Considering the dark ambiance of the place, and what appeared to be a solitary job, it would be easy for one’s imagination to run wild. The ancient surroundings, the life a building could take on of its own—the moans of the structure, its wheezings and exhalations as air currents shifted, the flickering shadows . . .

Yes, all fodder for the imagination.

Had her own imagination been similarly triggered when she stood in the abandoned corridor?

When she placed the last book atop the pile—a dusty volume containing a ten-year-old inventory of castle livestock—she turned to the clerk. He seemed to have the sand situation in hand, but he’d have to copy over the memorandum he’d been writing. The splotches of ink rendered it illegible.

Hoping she wouldn’t spook him again, she said, “I’m sorry you’ll have to start over.”

The clerk sighed and fiddled nervously with his black sleeve guards. “It wouldn’t be the first time.” He then gazed nearsightedly at her. “You’re not Mara.”

“No, I’m Karigan, and I’m helping out Mara and Captain Mapstone. I brought over some documents. And you are?”

“Dakrias Brown, recordskeeper.”

“Tell me, Dakrias, did anyone else come by here shortly before I arrived?”

“No. No one has been here all day, except the chief administrator, and that was hours ago.” He glanced anxiously about. “Why do you ask?”

“I thought I saw someone near here just a few moments ago.”

Dakrias’ gaze turned penetrating. “It happens sometimes.”

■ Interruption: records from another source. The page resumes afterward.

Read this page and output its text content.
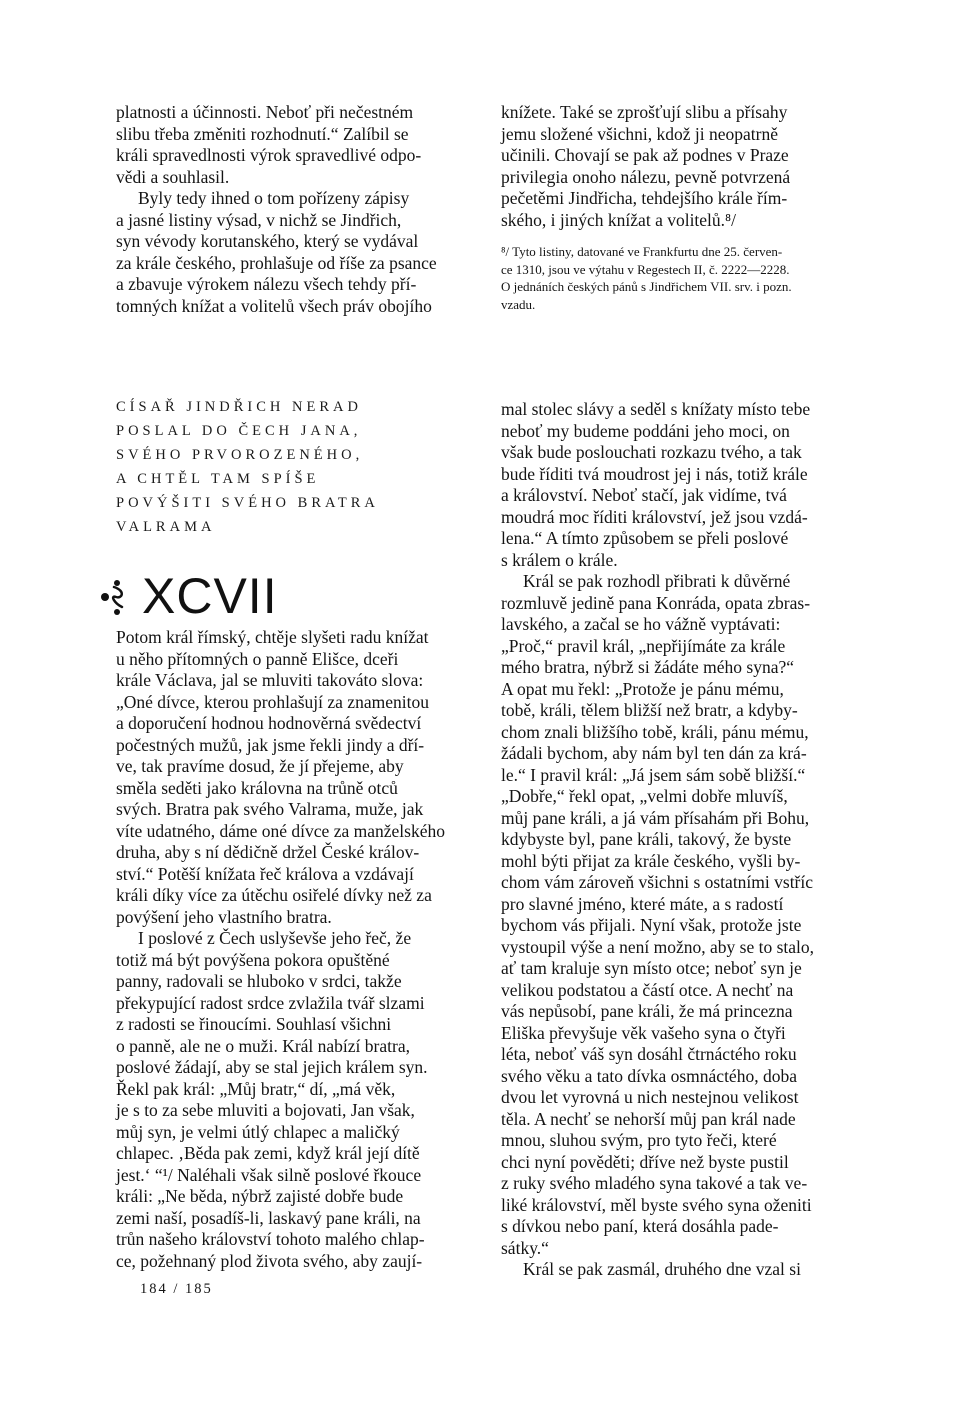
platnosti a účinnosti. Neboť při nečestném
slibu třeba změniti rozhodnutí.“ Zalíbil se
králi spravedlnosti výrok spravedlivé odpo-
vědi a souhlasil.

Byly tedy ihned o tom pořízeny zápisy
a jasné listiny výsad, v nichž se Jindřich,
syn vévody korutanského, který se vydával
za krále českého, prohlašuje od říše za psance
a zbavuje výrokem nálezu všech tehdy pří-
tomných knížat a volitelů všech práv obojího

knížete. Také se zprošťují slibu a přísahy
jemu složené všichni, kdož ji neopatrně
učinili. Chovají se pak až podnes v Praze
privilegia onoho nálezu, pevně potvrzená
pečetěmi Jindřicha, tehdejšího krále řím-
ského, i jiných knížat a volitelů.⁸/

⁸/ Tyto listiny, datované ve Frankfurtu dne 25. červen-
ce 1310, jsou ve výtahu v Regestech II, č. 2222—2228.
O jednáních českých pánů s Jindřichem VII. srv. i pozn.
vzadu.

CÍSAŘ JINDŘICH NERAD
POSLAL DO ČECH JANA,
SVÉHO PRVOROZENÉHO,
A CHTĚL TAM SPÍŠE
POVÝŠITI SVÉHO BRATRA
VALRAMA

XCVII

Potom král římský, chtěje slyšeti radu knížat
u něho přítomných o panně Elišce, dceři
krále Václava, jal se mluviti takováto slova:
„Oné dívce, kterou prohlašují za znamenitou
a doporučení hodnou hodnověrná svědectví
počestných mužů, jak jsme řekli jindy a dří-
ve, tak pravíme dosud, že jí přejeme, aby
směla seděti jako královna na trůně otců
svých. Bratra pak svého Valrama, muže, jak
víte udatného, dáme oné dívce za manželského
druha, aby s ní dědičně držel České králov-
ství.“ Potěší knížata řeč králova a vzdávají
králi díky více za útěchu osiřelé dívky než za
povýšení jeho vlastního bratra.

I poslové z Čech uslyševše jeho řeč, že
totiž má být povýšena pokora opuštěné
panny, radovali se hluboko v srdci, takže
překypující radost srdce zvlažila tvář slzami
z radosti se řinoucími. Souhlasí všichni
o panně, ale ne o muži. Král nabízí bratra,
poslové žádají, aby se stal jejich králem syn.
Řekl pak král: „Můj bratr,“ dí, „má věk,
je s to za sebe mluviti a bojovati, Jan však,
můj syn, je velmi útlý chlapec a maličký
chlapec. ‚Běda pak zemi, když král její dítě
jest.‘ “¹/ Naléhali však silně poslové řkouce
králi: „Ne běda, nýbrž zajisté dobře bude
zemi naší, posadíš-li, laskavý pane králi, na
trůn našeho království tohoto malého chlap-
ce, požehnaný plod života svého, aby zaují-

mal stolec slávy a seděl s knížaty místo tebe
neboť my budeme poddáni jeho moci, on
však bude poslouchati rozkazu tvého, a tak
bude říditi tvá moudrost jej i nás, totiž krále
a království. Neboť stačí, jak vidíme, tvá
moudrá moc říditi království, jež jsou vzdá-
lena.“ A tímto způsobem se přeli poslové
s králem o krále.

Král se pak rozhodl přibrati k důvěrné
rozmluvě jedině pana Konráda, opata zbras-
lavského, a začal se ho vážně vyptávati:
„Proč,“ pravil král, „nepřijímáte za krále
mého bratra, nýbrž si žádáte mého syna?“
A opat mu řekl: „Protože je pánu mému,
tobě, králi, tělem bližší než bratr, a kdyby-
chom znali bližšího tobě, králi, pánu mému,
žádali bychom, aby nám byl ten dán za krá-
le.“ I pravil král: „Já jsem sám sobě bližší.“
„Dobře,“ řekl opat, „velmi dobře mluvíš,
můj pane králi, a já vám přísahám při Bohu,
kdybyste byl, pane králi, takový, že byste
mohl býti přijat za krále českého, vyšli by-
chom vám zároveň všichni s ostatními vstříc
pro slavné jméno, které máte, a s radostí
bychom vás přijali. Nyní však, protože jste
vystoupil výše a není možno, aby se to stalo,
ať tam kraluje syn místo otce; neboť syn je
velikou podstatou a částí otce. A nechť na
vás nepůsobí, pane králi, že má princezna
Eliška převyšuje věk vašeho syna o čtyři
léta, neboť váš syn dosáhl čtrnáctého roku
svého věku a tato dívka osmnáctého, doba
dvou let vyrovná u nich nestejnou velikost
těla. A nechť se nehorší můj pan král nade
mnou, sluhou svým, pro tyto řeči, které
chci nyní pověděti; dříve než byste pustil
z ruky svého mladého syna takové a tak ve-
liké království, měl byste svého syna oženiti
s dívkou nebo paní, která dosáhla pade-
sátky.“

Král se pak zasmál, druhého dne vzal si

184 / 185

“What? You said very few come here and—”

“Yes, I did. I did, indeed. Very few people.”

“I don’t understand.”

“I am often here alone,” Dakrias said, “filing records, copying correspondence, that sort of thing. The other clerks call this place the crypt.” He frowned with distaste. “They are all on an upper level, in a more active section of the castle. They have windows. They just don’t understand what it’s like down here for me.”

“Why are you down here away from the rest of administration?”

Dakrias shrugged. “Too much effort to move hundreds of years of census records, and all the birth, marriage, and death registers . . . No one wants to deal with moving it—no one. It’s just easier to leave it be, because they know Dakrias Brown will take care of it, and they just forget about me. Hmph. They don’t have to be stuck down here.”

His eyes roved about the chamber. “This was once the library, before the castle expanded prior to the Clan Wars.”

A library . . . A dark and gloomy one at that.

As if picking up on her thoughts, Dakrias jabbed his finger toward the ceiling shrouded in shadow. “Used to be domed with glass, but they built right over the top of it.”